The author of the article about buffers, streams and binary data in Node.js, the translation of which we publish, says that he understands the feelings of those novice developers who have no special education, to whom all these entities seem mysterious and incomprehensible. According to him, this may force beginners to put on the back of their efforts to deal with the internal mechanisms of Node, referring to the fact that all this is intended not for them, but only for high-class professionals, but for package developers. Today, he is going to rectify the situation and help all those who wish to understand the essence of buffers, streams and binary data in Node.js and learn how to work with all this.
About Node internal mechanisms
Unfortunately, many Node.js manuals and books do not pay enough attention to the internal mechanisms of this platform, do not seek to explain the purpose of their existence. As a rule, in such publications everything comes down to stories about developing web applications using ready-made packages, without going into details of their implementation. And in some places even brazenly declares that the reader does not need to understand all this, since he most likely will never have to work, say, with objects of the Buffer class directly.

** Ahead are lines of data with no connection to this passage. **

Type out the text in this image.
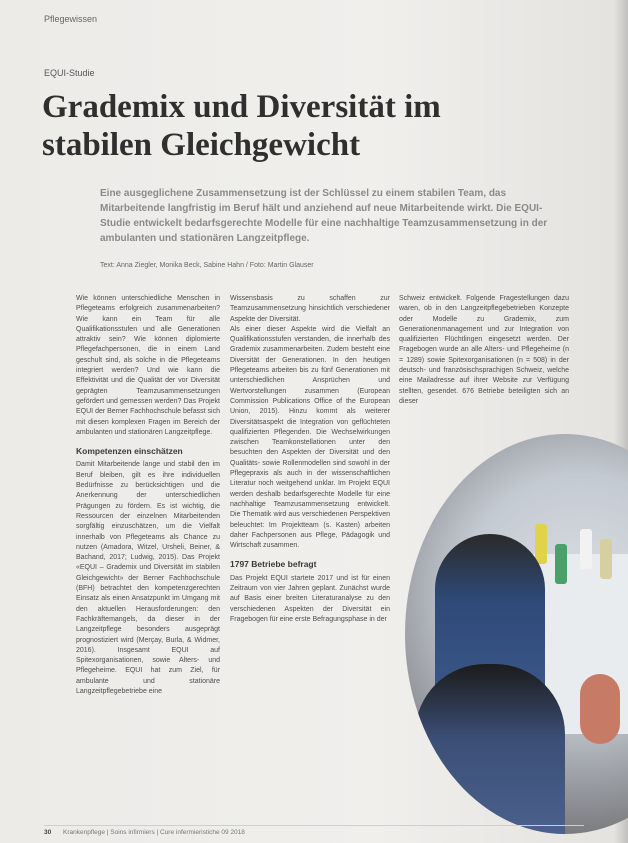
Pflegewissen
EQUI-Studie
Grademix und Diversität im stabilen Gleichgewicht

Eine ausgeglichene Zusammensetzung ist der Schlüssel zu einem stabilen Team, das Mitarbeitende langfristig im Beruf hält und anziehend auf neue Mitarbeitende wirkt. Die EQUI-Studie entwickelt bedarfsgerechte Modelle für eine nachhaltige Teamzusammensetzung in der ambulanten und stationären Langzeitpflege.

Text: Anna Ziegler, Monika Beck, Sabine Hahn / Foto: Martin Glauser

Wie können unterschiedliche Menschen in Pflegeteams erfolgreich zusammenarbeiten? Wie kann ein Team für alle Qualifikationsstufen und alle Generationen attraktiv sein? Wie können diplomierte Pflegefachpersonen, die in einem Land geschult sind, als solche in die Pflegeteams integriert werden? Und wie kann die Effektivität und die Qualität der vor Diversität geprägten Teamzusammensetzungen gefördert und gemessen werden? Das Projekt EQUI der Berner Fachhochschule befasst sich mit diesen komplexen Fragen im Bereich der ambulanten und stationären Langzeitpflege.

Kompetenzen einschätzen

Damit Mitarbeitende lange und stabil den im Beruf bleiben, gilt es ihre individuellen Bedürfnisse zu berücksichtigen und die Anerkennung der unterschiedlichen Prägungen zu fördern. Es ist wichtig, die Ressourcen der einzelnen Mitarbeitenden sorgfältig einzuschätzen, um die Vielfalt innerhalb von Pflegeteams als Chance zu nutzen (Amadora, Witzel, Ursheli, Beiner, & Bachand, 2017; Ludwig, 2015). Das Projekt «EQUI – Grademix und Diversität im stabilen Gleichgewicht» der Berner Fachhochschule (BFH) betrachtet den kompetenzgerechten Einsatz als einen Ansatzpunkt im Umgang mit den aktuellen Herausforderungen: den Fachkräftemangels, da dieser in der Langzeitpflege besonders ausgeprägt prognostiziert wird (Merçay, Burla, & Widmer, 2016). Insgesamt EQUI auf Spitexorganisationen, sowie Alters- und Pflegeheime. EQUI hat zum Ziel, für ambulante und stationäre Langzeitpflegebetriebe eine

Wissensbasis zu schaffen zur Teamzusammensetzung hinsichtlich verschiedener Aspekte der Diversität.

Als einer dieser Aspekte wird die Vielfalt an Qualifikationsstufen verstanden, die innerhalb des Grademix zusammenarbeiten. Zudem besteht eine Diversität der Generationen. In den heutigen Pflegeteams arbeiten bis zu fünf Generationen mit unterschiedlichen Ansprüchen und Wertvorstellungen zusammen (European Commission Publications Office of the European Union, 2015). Hinzu kommt als weiterer Diversitätsaspekt die Integration von geflüchteten qualifizierten Pflegenden. Die Wechselwirkungen zwischen Teamkonstellationen unter den besuchten den Aspekten der Diversität und den Qualitäts- sowie Rollenmodellen sind sowohl in der Pflegepraxis als auch in der wissenschaftlichen Literatur noch weitgehend unklar. Im Projekt EQUI werden deshalb bedarfsgerechte Modelle für eine nachhaltige Teamzusammensetzung entwickelt. Die Thematik wird aus verschiedenen Perspektiven beleuchtet: Im Projektteam (s. Kasten) arbeiten daher Fachpersonen aus Pflege, Pädagogik und Wirtschaft zusammen.

1797 Betriebe befragt

Das Projekt EQUI startete 2017 und ist für einen Zeitraum von vier Jahren geplant. Zunächst wurde auf Basis einer breiten Literaturanalyse zu den verschiedenen Aspekten der Diversität ein Fragebogen für eine erste Befragungsphase in der

Schweiz entwickelt. Folgende Fragestellungen dazu waren, ob in den Langzeitpflegebetrieben Konzepte oder Modelle zu Grademix, zum Generationenmanagement und zur Integration von qualifizierten Flüchtlingen eingesetzt werden. Der Fragebogen wurde an alle Alters- und Pflegeheime (n = 1289) sowie Spitexorganisationen (n = 508) in der deutsch- und französischsprachigen Schweiz, welche eine Mailadresse auf ihrer Website zur Verfügung stellten, gesendet. 676 Betriebe beteiligten sich an dieser

30 Krankenpflege | Soins infirmiers | Cure infermieristiche 09 2018
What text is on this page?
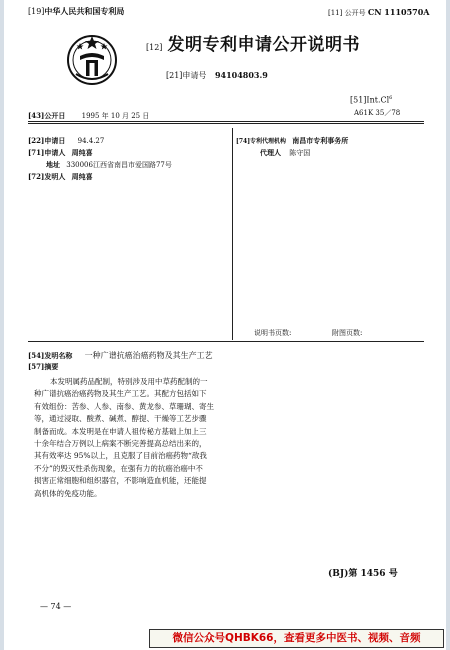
[19]中华人民共和国专利局	[11] 公开号 CN 1110570A
[12] 发明专利申请公开说明书
[21]申请号 94104803.9
[51]Int.Cl$^6$
A61K 35／78
[43]公开日 1995 年 10 月 25 日
[22]申请日 94.4.27
[71]申请人 周纯喜
地址 330006江西省南昌市爱国路77号
[72]发明人 周纯喜
[74]专利代理机构 南昌市专利事务所
代理人 陈守国
说明书页数:	附图页数:
[54]发明名称 一种广谱抗癌治癌药物及其生产工艺
[57]摘要
本发明属药品配制，特别涉及用中草药配制的一
种广谱抗癌治癌药物及其生产工艺。其配方包括如下
有效组份：苦参、人参、南参、黄龙参、草珊瑚、寄生
等，通过浸取、酸煮、碱煮、醇提、干燥等工艺步骤
制备而成。本发明是在申请人祖传秘方基础上加上三
十余年结合万例以上病案不断完善提高总结出来的，
其有效率达 95%以上，且克服了目前治癌药物“敌我
不分”的毁灭性杀伤现象，在强有力的抗癌治癌中不
损害正常细胞和组织器官，不影响造血机能，还能提
高机体的免疫功能。
(BJ)第 1456 号
— 74 —
微信公众号QHBK66，查看更多中医书、视频、音频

For someone who does not plan to go on using ready-made libraries in their projects, this approach is probably justified. But those in whom puzzles awaken curiosity, those who want to bring their own understanding of JS to a new level, should dig deeper and deal with the many internal features of Node.js, such as the
Buffer
class.
')
You can read the following in the
official Node.js
documentation on the
Buffer
class:
Before the appearance of the TypedArray object in ECMAScript 2015 (ES6), JavaScript had no mechanism for reading binary data streams or for performing other operations with them. The Buffer class was introduced as part of the Node.js API, which allows you to interact with arbitrary binary data streams in a context, for example, TCP streams and file system operations.Yes, if you did not know those words that are found in this definition, then you may perceive it as an unintelligible bunch of programmer jargon. Let us try to simplify all this a little, paraphrasing this definition, so that we can work with it, without distracting anything. From this definition, you can make the following:
The Buffer class was introduced as part of the Node.js API, which allows working with binary data streams.So now everything looks a little easier. But “class Buffer”, “streams”, “binary data” - there are still too many complicated concepts. We will try to deal with them, starting with the last one.
What is binary data?
You may already know that computers store and present data in binary form. Binary data is simply a set of ones and zeros. For example, here are five different sets of binary data made up of the values ​​“1” and “0”:
10, 01, 001, 1110, 00101011
Each number in a binary value, each value "1" and "0" in the set, is called a bit (Bit, Binary digIT, binary digit).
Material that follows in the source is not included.